The main structure is created using a larger mirrored arcs spread across in X/Z space and repeated more frequently in height. Then the tracks were layed around the vertical center of the world by taking the maximum value between the absolute py coordinate and the squared domain repeated px coordinate + a pmove offset (which swirls back and forth when moving the Z-space).

Colors and Texture:

Once geometry is hit we calculate a simple vertical colortexture of repeating bands that fade away in the back to get a sense of depth for the scene.

Most of the default colors/hues on MicroW8 weren't really working for the scene so in the end we settling for the last colors and the first colors of the palette to cover mostly tinted greys with some parts of the scenery being colored a bit dark-cyan.

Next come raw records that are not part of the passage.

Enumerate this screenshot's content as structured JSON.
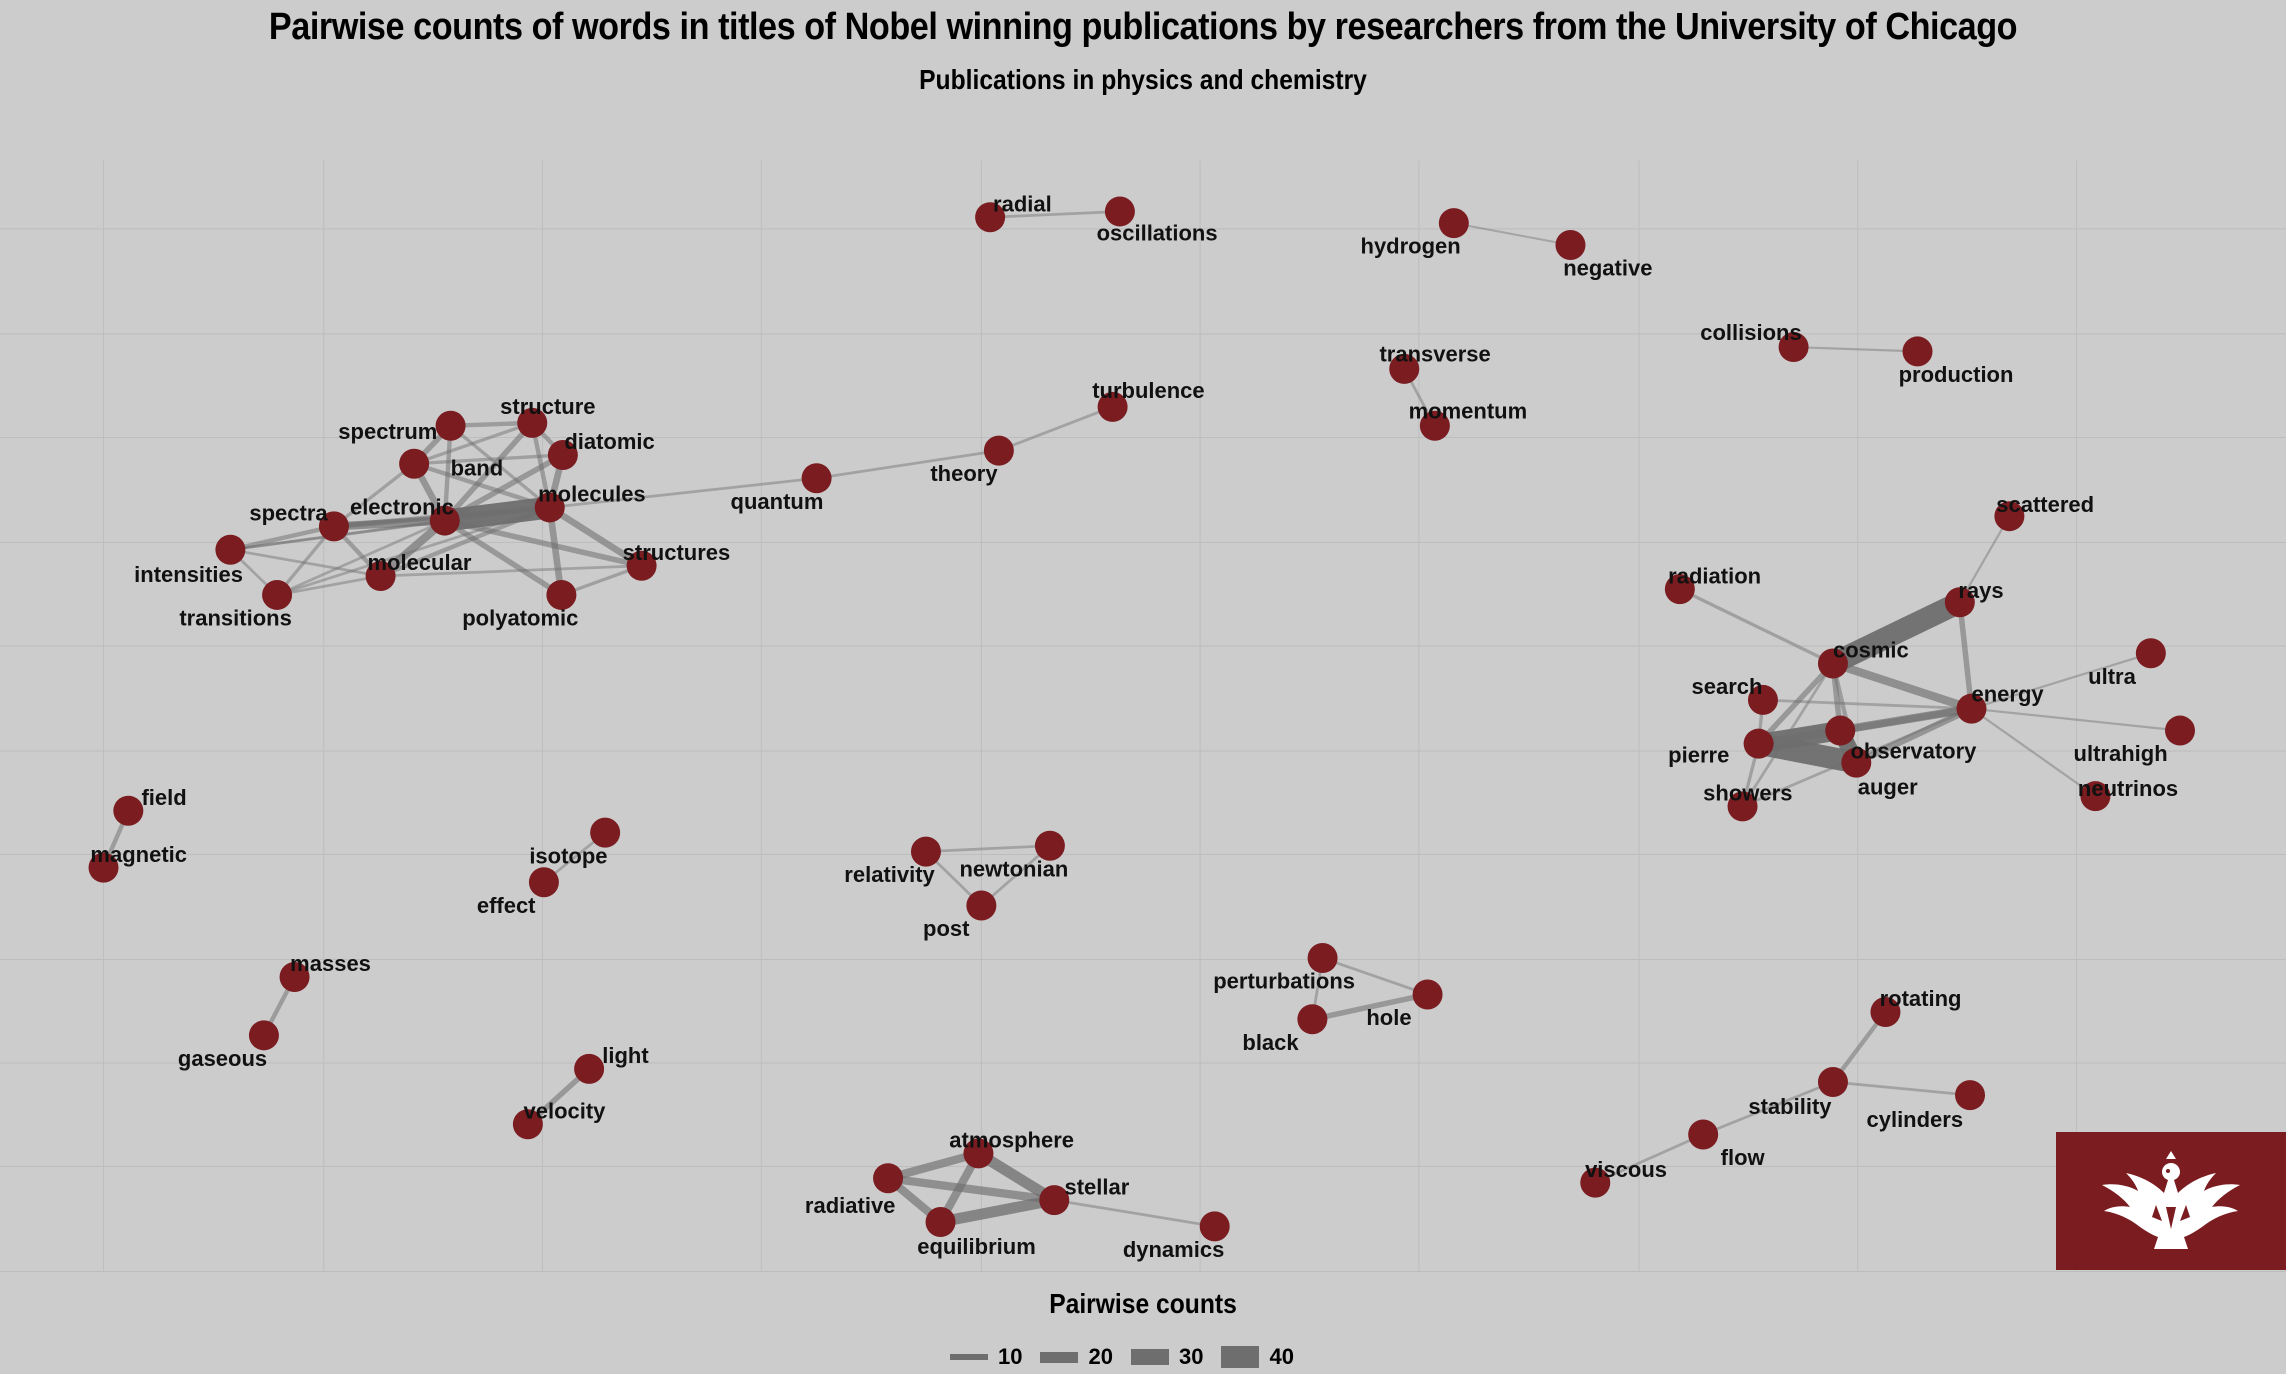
{
  "title": "Pairwise counts of words in titles of Nobel winning publications by researchers from the University of Chicago",
  "subtitle": "Publications in physics and chemistry",
  "legend": {
    "title": "Pairwise counts",
    "keys": [
      {
        "label": "10",
        "value": 10
      },
      {
        "label": "20",
        "value": 20
      },
      {
        "label": "30",
        "value": 30
      },
      {
        "label": "40",
        "value": 40
      }
    ]
  },
  "colors": {
    "background": "#cccccc",
    "node": "#7a1c20",
    "edge": "#6e6e6e",
    "logo": "#7a1c20"
  },
  "logo_icon": "phoenix-logo-icon",
  "nodes": [
    {
      "id": "radial",
      "label": "radial"
    },
    {
      "id": "oscillations",
      "label": "oscillations"
    },
    {
      "id": "hydrogen",
      "label": "hydrogen"
    },
    {
      "id": "negative",
      "label": "negative"
    },
    {
      "id": "collisions",
      "label": "collisions"
    },
    {
      "id": "production",
      "label": "production"
    },
    {
      "id": "transverse",
      "label": "transverse"
    },
    {
      "id": "momentum",
      "label": "momentum"
    },
    {
      "id": "turbulence",
      "label": "turbulence"
    },
    {
      "id": "theory",
      "label": "theory"
    },
    {
      "id": "quantum",
      "label": "quantum"
    },
    {
      "id": "structure",
      "label": "structure"
    },
    {
      "id": "spectrum",
      "label": "spectrum"
    },
    {
      "id": "diatomic",
      "label": "diatomic"
    },
    {
      "id": "band",
      "label": "band"
    },
    {
      "id": "molecules",
      "label": "molecules"
    },
    {
      "id": "electronic",
      "label": "electronic"
    },
    {
      "id": "spectra",
      "label": "spectra"
    },
    {
      "id": "intensities",
      "label": "intensities"
    },
    {
      "id": "molecular",
      "label": "molecular"
    },
    {
      "id": "structures",
      "label": "structures"
    },
    {
      "id": "transitions",
      "label": "transitions"
    },
    {
      "id": "polyatomic",
      "label": "polyatomic"
    },
    {
      "id": "scattered",
      "label": "scattered"
    },
    {
      "id": "radiation",
      "label": "radiation"
    },
    {
      "id": "rays",
      "label": "rays"
    },
    {
      "id": "cosmic",
      "label": "cosmic"
    },
    {
      "id": "ultra",
      "label": "ultra"
    },
    {
      "id": "search",
      "label": "search"
    },
    {
      "id": "energy",
      "label": "energy"
    },
    {
      "id": "pierre",
      "label": "pierre"
    },
    {
      "id": "observatory",
      "label": "observatory"
    },
    {
      "id": "ultrahigh",
      "label": "ultrahigh"
    },
    {
      "id": "auger",
      "label": "auger"
    },
    {
      "id": "showers",
      "label": "showers"
    },
    {
      "id": "neutrinos",
      "label": "neutrinos"
    },
    {
      "id": "field",
      "label": "field"
    },
    {
      "id": "magnetic",
      "label": "magnetic"
    },
    {
      "id": "isotope",
      "label": "isotope"
    },
    {
      "id": "effect",
      "label": "effect"
    },
    {
      "id": "relativity",
      "label": "relativity"
    },
    {
      "id": "newtonian",
      "label": "newtonian"
    },
    {
      "id": "post",
      "label": "post"
    },
    {
      "id": "masses",
      "label": "masses"
    },
    {
      "id": "gaseous",
      "label": "gaseous"
    },
    {
      "id": "perturbations",
      "label": "perturbations"
    },
    {
      "id": "hole",
      "label": "hole"
    },
    {
      "id": "black",
      "label": "black"
    },
    {
      "id": "rotating",
      "label": "rotating"
    },
    {
      "id": "light",
      "label": "light"
    },
    {
      "id": "velocity",
      "label": "velocity"
    },
    {
      "id": "stability",
      "label": "stability"
    },
    {
      "id": "cylinders",
      "label": "cylinders"
    },
    {
      "id": "atmosphere",
      "label": "atmosphere"
    },
    {
      "id": "stellar",
      "label": "stellar"
    },
    {
      "id": "radiative",
      "label": "radiative"
    },
    {
      "id": "equilibrium",
      "label": "equilibrium"
    },
    {
      "id": "dynamics",
      "label": "dynamics"
    },
    {
      "id": "flow",
      "label": "flow"
    },
    {
      "id": "viscous",
      "label": "viscous"
    }
  ],
  "edges": [
    {
      "source": "radial",
      "target": "oscillations",
      "count": 5
    },
    {
      "source": "hydrogen",
      "target": "negative",
      "count": 3
    },
    {
      "source": "collisions",
      "target": "production",
      "count": 4
    },
    {
      "source": "transverse",
      "target": "momentum",
      "count": 5
    },
    {
      "source": "turbulence",
      "target": "theory",
      "count": 5
    },
    {
      "source": "theory",
      "target": "quantum",
      "count": 5
    },
    {
      "source": "quantum",
      "target": "molecules",
      "count": 5
    },
    {
      "source": "electronic",
      "target": "molecules",
      "count": 40
    },
    {
      "source": "spectra",
      "target": "electronic",
      "count": 15
    },
    {
      "source": "spectra",
      "target": "molecules",
      "count": 10
    },
    {
      "source": "electronic",
      "target": "band",
      "count": 12
    },
    {
      "source": "electronic",
      "target": "structure",
      "count": 10
    },
    {
      "source": "electronic",
      "target": "molecular",
      "count": 15
    },
    {
      "source": "electronic",
      "target": "structures",
      "count": 10
    },
    {
      "source": "electronic",
      "target": "polyatomic",
      "count": 10
    },
    {
      "source": "electronic",
      "target": "diatomic",
      "count": 10
    },
    {
      "source": "electronic",
      "target": "spectrum",
      "count": 8
    },
    {
      "source": "electronic",
      "target": "intensities",
      "count": 5
    },
    {
      "source": "electronic",
      "target": "transitions",
      "count": 5
    },
    {
      "source": "molecules",
      "target": "structure",
      "count": 8
    },
    {
      "source": "molecules",
      "target": "diatomic",
      "count": 12
    },
    {
      "source": "molecules",
      "target": "band",
      "count": 8
    },
    {
      "source": "molecules",
      "target": "structures",
      "count": 12
    },
    {
      "source": "molecules",
      "target": "polyatomic",
      "count": 12
    },
    {
      "source": "molecules",
      "target": "spectrum",
      "count": 6
    },
    {
      "source": "molecules",
      "target": "molecular",
      "count": 8
    },
    {
      "source": "spectrum",
      "target": "band",
      "count": 10
    },
    {
      "source": "spectrum",
      "target": "structure",
      "count": 8
    },
    {
      "source": "structure",
      "target": "diatomic",
      "count": 8
    },
    {
      "source": "band",
      "target": "structure",
      "count": 6
    },
    {
      "source": "band",
      "target": "diatomic",
      "count": 6
    },
    {
      "source": "band",
      "target": "spectra",
      "count": 6
    },
    {
      "source": "spectra",
      "target": "intensities",
      "count": 8
    },
    {
      "source": "spectra",
      "target": "transitions",
      "count": 6
    },
    {
      "source": "spectra",
      "target": "molecular",
      "count": 8
    },
    {
      "source": "intensities",
      "target": "molecular",
      "count": 5
    },
    {
      "source": "intensities",
      "target": "transitions",
      "count": 5
    },
    {
      "source": "intensities",
      "target": "molecules",
      "count": 5
    },
    {
      "source": "transitions",
      "target": "molecular",
      "count": 5
    },
    {
      "source": "transitions",
      "target": "molecules",
      "count": 5
    },
    {
      "source": "molecular",
      "target": "structures",
      "count": 5
    },
    {
      "source": "structures",
      "target": "polyatomic",
      "count": 6
    },
    {
      "source": "molecules",
      "target": "spectra",
      "count": 6
    },
    {
      "source": "cosmic",
      "target": "rays",
      "count": 40
    },
    {
      "source": "pierre",
      "target": "auger",
      "count": 40
    },
    {
      "source": "pierre",
      "target": "observatory",
      "count": 35
    },
    {
      "source": "auger",
      "target": "observatory",
      "count": 30
    },
    {
      "source": "pierre",
      "target": "energy",
      "count": 15
    },
    {
      "source": "auger",
      "target": "energy",
      "count": 12
    },
    {
      "source": "observatory",
      "target": "energy",
      "count": 12
    },
    {
      "source": "cosmic",
      "target": "energy",
      "count": 15
    },
    {
      "source": "rays",
      "target": "energy",
      "count": 10
    },
    {
      "source": "cosmic",
      "target": "pierre",
      "count": 10
    },
    {
      "source": "cosmic",
      "target": "observatory",
      "count": 10
    },
    {
      "source": "cosmic",
      "target": "auger",
      "count": 8
    },
    {
      "source": "radiation",
      "target": "cosmic",
      "count": 6
    },
    {
      "source": "scattered",
      "target": "rays",
      "count": 4
    },
    {
      "source": "search",
      "target": "pierre",
      "count": 6
    },
    {
      "source": "search",
      "target": "energy",
      "count": 5
    },
    {
      "source": "showers",
      "target": "pierre",
      "count": 6
    },
    {
      "source": "showers",
      "target": "energy",
      "count": 5
    },
    {
      "source": "showers",
      "target": "cosmic",
      "count": 5
    },
    {
      "source": "energy",
      "target": "ultra",
      "count": 4
    },
    {
      "source": "energy",
      "target": "ultrahigh",
      "count": 4
    },
    {
      "source": "energy",
      "target": "neutrinos",
      "count": 4
    },
    {
      "source": "field",
      "target": "magnetic",
      "count": 8
    },
    {
      "source": "isotope",
      "target": "effect",
      "count": 5
    },
    {
      "source": "relativity",
      "target": "newtonian",
      "count": 5
    },
    {
      "source": "relativity",
      "target": "post",
      "count": 5
    },
    {
      "source": "newtonian",
      "target": "post",
      "count": 5
    },
    {
      "source": "masses",
      "target": "gaseous",
      "count": 8
    },
    {
      "source": "perturbations",
      "target": "hole",
      "count": 5
    },
    {
      "source": "perturbations",
      "target": "black",
      "count": 5
    },
    {
      "source": "black",
      "target": "hole",
      "count": 10
    },
    {
      "source": "light",
      "target": "velocity",
      "count": 10
    },
    {
      "source": "rotating",
      "target": "stability",
      "count": 8
    },
    {
      "source": "stability",
      "target": "cylinders",
      "count": 5
    },
    {
      "source": "stability",
      "target": "flow",
      "count": 5
    },
    {
      "source": "flow",
      "target": "viscous",
      "count": 5
    },
    {
      "source": "atmosphere",
      "target": "stellar",
      "count": 20
    },
    {
      "source": "atmosphere",
      "target": "radiative",
      "count": 15
    },
    {
      "source": "atmosphere",
      "target": "equilibrium",
      "count": 15
    },
    {
      "source": "stellar",
      "target": "radiative",
      "count": 15
    },
    {
      "source": "stellar",
      "target": "equilibrium",
      "count": 20
    },
    {
      "source": "radiative",
      "target": "equilibrium",
      "count": 15
    },
    {
      "source": "stellar",
      "target": "dynamics",
      "count": 5
    }
  ]
}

Progression and Title Logo:

Overall progression was achieved by having a single global fade-value over the entire intro that is used for the overall color fading, determining the maximum rendering distance, audio filter offset and audio volume.

Then for the title text, there is a piece of empty memory that holds the 'pharos' character textdata. There is a way in MicroW8 to have a piece of text in memory printed using the default 8x8 character-set so at some point in the intro we just flip the text-offset from a piece of empty memory to the pharos text to reveal the logo.

Optimisations:

So here are the different size and speed optimisations tactics we used on the intro to get everything within the size limit:

* Given the complexity of the scene only a quarter of the pixels are calculated and drawn.
* Both the x and y loops have the same iteration counter ( 320 ), so technically its overdrawing.
* Using the same divider for extracting u,v ray directions from the x,y loop.
* Moving from actual more-complex cylinder-type of geometry to mirrored arcs.
* Placing the swirling roads around the vertical world-center, not requiring an additional vertical offset
* If possible use as few different float values as possible.
* If possible use as few different i32 values as possible.
* If possible use 'int-value as f32' to represent float values.
* Use inline variables/code as much as possible.
* Don't initialise any variables unless you really have to.

Audio:

This intro uses filtered bytebeat for music. Note frequencies are calculated by a piece of code and then fed to a minimalistic low/high-pass type filter that changes over time to make it sound less monotonous.

; freqmul is either 5 or 6 depending on the key it is playing the notes.

T = t / 14353 ; note-trigger timing
note frequency = ( (( (1 + T%4) * freqmul) ) * t / 32));

The note frequency is then divided and put into a soundshape like a saw-wave or in this case a sine-wave (which resulting in slightly smaller code) to get the actual soundwave.

This pure soundwave was then multiplied by a simple low/high-pass type of filter that slowly changes over time as the intro progresses.

Conclusion:

Had a blast at Evoke 2023 where I hosted and seminar and was able to enter and win their first ever 256 byte intro competition.